Some ruminations on the relations between the zodiac and the fixed stars.

All bodies reach their highest altitude as they cross the meridian and unless they are circumpolar—obviously a body never sets if its distance from the celestial pole (90 minus declination) is less than the pole’s altitude (equal to local geographical latitude)—rise and set at the same angle east and west of the meridian. This means, always measuring from the north, that a star or planet sets at azimuth 360° minus its rising azimuth.

On the other hand, the angles of ascendant and descendant always differ by 180° regardless of declination. What’s going on there? All it means really is that half of the celestial background of Earth’s orbit is always above the horizon, but what is interesting is that the arc of the visible zodiac, unlike the arcs from rise to set of everything in it, is independent of north, i.e. the rising constellation at any moment will set the same distance from north, not over where its opposite constellation is now setting.

If you stand under the night sky long enough and often enough you will witness the regular oscillation of the arc of the visible zodiac swinging left and right. When Sagittarius or Gemini is at the meridian the zodiac is symmetrically positioned across the sky from 270° west to 90° east, but halfway through a 60° swing from one side of north to the other. If you stretch your arms east and west when Virgo or Pisces is at the meridian you will have to twist 30° left or right respectively in order to reorientate to the centre of the zodiac. Finally, you will realise that the swing back the other way begins when Virgo or Pisces is at the centre of the zodiac, about an hour and twenty minutes before or after transit and about 20° east or west of the meridian.

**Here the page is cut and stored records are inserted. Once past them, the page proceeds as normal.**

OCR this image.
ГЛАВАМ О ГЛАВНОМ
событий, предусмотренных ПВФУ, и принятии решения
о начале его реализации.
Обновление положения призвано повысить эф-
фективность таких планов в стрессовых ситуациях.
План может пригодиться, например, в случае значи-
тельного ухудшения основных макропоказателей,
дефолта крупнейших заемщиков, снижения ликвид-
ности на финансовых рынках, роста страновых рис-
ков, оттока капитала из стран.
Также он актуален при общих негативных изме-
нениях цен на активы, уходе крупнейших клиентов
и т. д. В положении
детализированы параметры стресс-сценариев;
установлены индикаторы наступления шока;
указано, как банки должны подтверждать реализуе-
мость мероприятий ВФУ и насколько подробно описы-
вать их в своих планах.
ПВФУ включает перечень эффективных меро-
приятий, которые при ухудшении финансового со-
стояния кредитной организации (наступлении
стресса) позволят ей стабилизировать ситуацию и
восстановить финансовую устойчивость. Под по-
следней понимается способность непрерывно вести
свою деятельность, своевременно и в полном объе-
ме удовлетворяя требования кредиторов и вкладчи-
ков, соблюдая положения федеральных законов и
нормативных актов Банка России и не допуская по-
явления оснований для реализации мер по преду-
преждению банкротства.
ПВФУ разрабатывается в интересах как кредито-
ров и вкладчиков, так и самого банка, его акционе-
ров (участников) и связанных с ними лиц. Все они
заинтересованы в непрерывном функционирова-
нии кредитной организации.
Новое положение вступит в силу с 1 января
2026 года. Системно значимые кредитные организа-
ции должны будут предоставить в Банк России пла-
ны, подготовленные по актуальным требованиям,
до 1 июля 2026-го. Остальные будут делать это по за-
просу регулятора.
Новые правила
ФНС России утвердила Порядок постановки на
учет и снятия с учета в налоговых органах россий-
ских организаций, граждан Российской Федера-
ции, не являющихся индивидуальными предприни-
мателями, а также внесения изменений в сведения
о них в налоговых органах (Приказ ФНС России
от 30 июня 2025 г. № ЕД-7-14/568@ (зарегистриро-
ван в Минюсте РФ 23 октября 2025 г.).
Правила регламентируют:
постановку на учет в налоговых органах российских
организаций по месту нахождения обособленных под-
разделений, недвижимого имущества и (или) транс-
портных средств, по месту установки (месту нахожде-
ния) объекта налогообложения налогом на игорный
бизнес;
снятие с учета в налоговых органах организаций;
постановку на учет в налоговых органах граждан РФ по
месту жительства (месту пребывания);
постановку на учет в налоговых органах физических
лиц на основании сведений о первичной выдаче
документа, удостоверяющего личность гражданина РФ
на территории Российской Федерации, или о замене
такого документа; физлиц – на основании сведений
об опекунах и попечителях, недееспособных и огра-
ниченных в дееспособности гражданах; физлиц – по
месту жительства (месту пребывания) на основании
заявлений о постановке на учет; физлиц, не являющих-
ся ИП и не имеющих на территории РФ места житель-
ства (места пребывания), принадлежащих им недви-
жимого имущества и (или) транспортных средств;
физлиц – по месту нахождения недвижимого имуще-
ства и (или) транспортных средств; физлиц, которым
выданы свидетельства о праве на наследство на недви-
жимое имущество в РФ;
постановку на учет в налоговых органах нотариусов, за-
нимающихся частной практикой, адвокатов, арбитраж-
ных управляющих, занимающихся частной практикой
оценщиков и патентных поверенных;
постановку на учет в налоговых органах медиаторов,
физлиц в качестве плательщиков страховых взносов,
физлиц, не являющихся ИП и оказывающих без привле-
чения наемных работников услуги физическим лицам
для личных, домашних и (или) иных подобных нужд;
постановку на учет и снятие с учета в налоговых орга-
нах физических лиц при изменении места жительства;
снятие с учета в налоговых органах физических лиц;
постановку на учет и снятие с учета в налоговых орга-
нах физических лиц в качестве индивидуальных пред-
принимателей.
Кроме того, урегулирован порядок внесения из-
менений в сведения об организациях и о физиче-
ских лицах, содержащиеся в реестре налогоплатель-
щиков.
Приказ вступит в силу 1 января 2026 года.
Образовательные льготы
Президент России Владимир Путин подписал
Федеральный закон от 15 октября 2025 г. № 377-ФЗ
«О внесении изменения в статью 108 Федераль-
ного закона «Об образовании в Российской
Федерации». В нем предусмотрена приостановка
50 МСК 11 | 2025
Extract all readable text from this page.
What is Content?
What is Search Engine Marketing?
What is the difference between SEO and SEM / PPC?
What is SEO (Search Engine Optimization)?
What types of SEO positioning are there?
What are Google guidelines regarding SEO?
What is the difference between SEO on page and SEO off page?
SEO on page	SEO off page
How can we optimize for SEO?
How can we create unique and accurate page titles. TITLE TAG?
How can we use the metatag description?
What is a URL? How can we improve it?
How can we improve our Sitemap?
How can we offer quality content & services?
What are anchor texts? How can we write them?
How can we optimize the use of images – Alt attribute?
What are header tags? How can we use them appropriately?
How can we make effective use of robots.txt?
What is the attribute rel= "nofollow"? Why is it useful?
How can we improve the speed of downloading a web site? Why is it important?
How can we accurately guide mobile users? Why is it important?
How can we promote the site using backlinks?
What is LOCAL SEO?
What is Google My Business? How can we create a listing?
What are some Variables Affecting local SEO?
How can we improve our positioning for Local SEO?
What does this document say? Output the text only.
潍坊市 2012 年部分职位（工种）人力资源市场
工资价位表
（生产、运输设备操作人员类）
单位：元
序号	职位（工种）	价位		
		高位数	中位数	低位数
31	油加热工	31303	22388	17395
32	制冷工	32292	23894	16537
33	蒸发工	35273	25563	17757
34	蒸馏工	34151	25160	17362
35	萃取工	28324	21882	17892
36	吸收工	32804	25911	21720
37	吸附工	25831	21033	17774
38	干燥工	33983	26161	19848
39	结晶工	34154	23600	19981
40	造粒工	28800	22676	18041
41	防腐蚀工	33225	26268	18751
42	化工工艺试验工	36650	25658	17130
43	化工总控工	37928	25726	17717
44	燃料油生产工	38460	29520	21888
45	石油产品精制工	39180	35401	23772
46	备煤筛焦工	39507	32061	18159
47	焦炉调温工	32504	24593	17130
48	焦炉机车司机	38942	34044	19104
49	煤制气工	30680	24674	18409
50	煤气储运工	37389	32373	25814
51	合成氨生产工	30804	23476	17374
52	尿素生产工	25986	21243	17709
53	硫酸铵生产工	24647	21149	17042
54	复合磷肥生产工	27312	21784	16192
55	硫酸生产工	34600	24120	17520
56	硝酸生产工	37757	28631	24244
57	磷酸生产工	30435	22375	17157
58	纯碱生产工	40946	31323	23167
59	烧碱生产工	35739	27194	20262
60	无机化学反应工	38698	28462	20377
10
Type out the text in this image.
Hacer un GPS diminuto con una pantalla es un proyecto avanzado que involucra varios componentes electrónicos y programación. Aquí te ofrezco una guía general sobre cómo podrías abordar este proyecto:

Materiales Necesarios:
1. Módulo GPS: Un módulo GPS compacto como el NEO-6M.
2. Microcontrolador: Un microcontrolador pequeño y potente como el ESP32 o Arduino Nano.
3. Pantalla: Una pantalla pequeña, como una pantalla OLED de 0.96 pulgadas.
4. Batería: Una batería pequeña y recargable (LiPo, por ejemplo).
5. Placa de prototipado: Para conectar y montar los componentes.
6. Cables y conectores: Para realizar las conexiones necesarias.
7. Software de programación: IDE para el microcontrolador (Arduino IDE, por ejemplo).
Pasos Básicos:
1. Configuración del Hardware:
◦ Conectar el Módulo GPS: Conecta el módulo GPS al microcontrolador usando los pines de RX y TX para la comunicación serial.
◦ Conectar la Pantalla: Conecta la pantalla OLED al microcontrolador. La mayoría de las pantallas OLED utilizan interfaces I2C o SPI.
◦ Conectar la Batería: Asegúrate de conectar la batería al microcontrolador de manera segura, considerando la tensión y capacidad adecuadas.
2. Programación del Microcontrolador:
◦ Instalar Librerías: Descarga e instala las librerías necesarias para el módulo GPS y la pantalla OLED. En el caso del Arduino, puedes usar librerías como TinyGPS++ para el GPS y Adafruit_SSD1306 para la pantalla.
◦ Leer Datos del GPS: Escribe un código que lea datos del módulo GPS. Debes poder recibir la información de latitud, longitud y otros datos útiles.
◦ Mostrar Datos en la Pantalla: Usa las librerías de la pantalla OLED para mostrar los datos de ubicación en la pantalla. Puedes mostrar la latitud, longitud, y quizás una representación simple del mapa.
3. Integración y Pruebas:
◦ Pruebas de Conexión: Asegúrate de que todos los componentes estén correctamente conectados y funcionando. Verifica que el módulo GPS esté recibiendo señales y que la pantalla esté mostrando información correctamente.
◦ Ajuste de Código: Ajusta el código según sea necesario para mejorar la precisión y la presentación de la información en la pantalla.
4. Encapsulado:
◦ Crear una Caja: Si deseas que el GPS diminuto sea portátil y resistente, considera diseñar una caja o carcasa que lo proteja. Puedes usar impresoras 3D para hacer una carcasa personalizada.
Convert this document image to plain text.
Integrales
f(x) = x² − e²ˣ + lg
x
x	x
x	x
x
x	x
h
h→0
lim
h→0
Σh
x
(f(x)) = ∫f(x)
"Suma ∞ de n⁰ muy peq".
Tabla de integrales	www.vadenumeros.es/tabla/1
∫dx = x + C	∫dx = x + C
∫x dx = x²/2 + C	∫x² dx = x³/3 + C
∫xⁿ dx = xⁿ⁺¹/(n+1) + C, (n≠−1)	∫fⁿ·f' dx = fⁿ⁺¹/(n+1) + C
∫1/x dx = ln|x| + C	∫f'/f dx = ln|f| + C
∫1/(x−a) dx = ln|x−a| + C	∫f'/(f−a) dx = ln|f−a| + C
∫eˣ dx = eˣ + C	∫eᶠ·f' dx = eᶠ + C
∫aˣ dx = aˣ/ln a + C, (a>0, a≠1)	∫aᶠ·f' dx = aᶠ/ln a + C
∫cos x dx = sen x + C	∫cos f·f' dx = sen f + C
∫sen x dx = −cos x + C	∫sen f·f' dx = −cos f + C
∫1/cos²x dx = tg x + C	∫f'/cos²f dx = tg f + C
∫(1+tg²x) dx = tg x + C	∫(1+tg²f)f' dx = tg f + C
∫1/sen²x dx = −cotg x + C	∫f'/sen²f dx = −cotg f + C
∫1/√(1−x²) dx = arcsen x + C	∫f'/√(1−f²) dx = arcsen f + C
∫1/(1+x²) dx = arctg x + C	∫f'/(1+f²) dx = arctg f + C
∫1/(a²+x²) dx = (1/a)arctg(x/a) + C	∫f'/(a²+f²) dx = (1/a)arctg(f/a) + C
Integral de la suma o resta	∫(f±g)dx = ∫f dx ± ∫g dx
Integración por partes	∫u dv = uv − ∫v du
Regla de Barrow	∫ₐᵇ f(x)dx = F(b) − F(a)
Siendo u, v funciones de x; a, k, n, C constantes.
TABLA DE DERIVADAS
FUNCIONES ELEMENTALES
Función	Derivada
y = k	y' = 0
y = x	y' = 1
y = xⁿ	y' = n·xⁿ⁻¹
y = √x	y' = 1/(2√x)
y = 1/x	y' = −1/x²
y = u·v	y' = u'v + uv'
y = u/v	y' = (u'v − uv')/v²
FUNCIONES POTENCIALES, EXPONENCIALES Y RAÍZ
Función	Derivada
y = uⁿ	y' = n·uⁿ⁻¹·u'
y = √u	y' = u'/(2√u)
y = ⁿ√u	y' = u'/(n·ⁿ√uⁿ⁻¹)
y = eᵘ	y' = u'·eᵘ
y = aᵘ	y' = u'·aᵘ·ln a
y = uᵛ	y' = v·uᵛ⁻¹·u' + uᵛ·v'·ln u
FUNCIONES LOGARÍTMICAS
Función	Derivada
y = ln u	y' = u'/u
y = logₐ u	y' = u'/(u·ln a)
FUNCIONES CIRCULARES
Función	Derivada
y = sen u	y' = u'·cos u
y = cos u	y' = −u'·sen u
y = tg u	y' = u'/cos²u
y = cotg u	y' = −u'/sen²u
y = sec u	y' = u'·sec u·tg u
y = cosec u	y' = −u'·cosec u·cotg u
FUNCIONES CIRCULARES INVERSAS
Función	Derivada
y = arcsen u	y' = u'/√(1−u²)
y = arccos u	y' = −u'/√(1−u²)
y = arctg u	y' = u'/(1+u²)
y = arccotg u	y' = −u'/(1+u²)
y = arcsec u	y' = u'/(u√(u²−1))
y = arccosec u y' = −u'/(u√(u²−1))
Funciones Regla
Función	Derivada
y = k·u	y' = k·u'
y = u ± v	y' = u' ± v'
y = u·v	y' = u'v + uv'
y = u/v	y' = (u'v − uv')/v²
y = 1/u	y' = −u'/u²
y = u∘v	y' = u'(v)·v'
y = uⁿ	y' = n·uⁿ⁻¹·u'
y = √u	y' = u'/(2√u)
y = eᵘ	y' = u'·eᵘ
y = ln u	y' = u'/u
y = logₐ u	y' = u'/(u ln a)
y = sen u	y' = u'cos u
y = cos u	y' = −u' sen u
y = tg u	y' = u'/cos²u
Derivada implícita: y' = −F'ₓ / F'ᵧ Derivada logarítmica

If every time you orientate in this way you will experience two norths, a centre of the astrological sky and a point often considerably off centre where the stars are reaching their highest altitude. When that point is to the right you may be aware of an imbalance to the west and imagine an attraction to the east and uplift, and when the stars of zodiac centre are still rising you may feel too much of your focus directed east and be drawn westward towards the downside.

There is a connection here with how I arrange the houses and the resonances of the constellations.

The western hemisphere contains the houses of social interaction and influence by the discrimination of others both conscious and unconscious. When a constellation is in the west, it carries the symbol or sign given it in the northern hemisphere, reminding us that like all structures, schools of ontology and cosmology, including astrology, are the solidified byproduct of once vital energy, and the confirmation of bias. Let the denizens of the old country argue sidereal vs tropical. We have bigger fish to fry.

What? The personal hemisphere of the east is what. This is where we inhabit our environment, nobody else’s, and that is of course impossible, but where we learn in our own way from our mistakes and piss off those who piss us off, a time and place for obsession, self-absorption and self-fulfilling script-writing—where we judge lest we be judged. Here we say the first thing that comes to mind—or nothing at all—and devil take the hindmost.

We affect individuality, but are largely oblivious to the patents on our behaviour. Go within and have another look, is the echo of the western hemisphere here, in order to engage with now and move authentically forward—responsible for your image but not believing a word of it.

If this sounds like the self-indulgent raving of a recluse on a Friday night, there is a reason, and I hope you are as empty of delusion as you demand of others. Fat chance, but hey, who’s to say? It’s difficult to pick somebody out who is on the straight and narrow.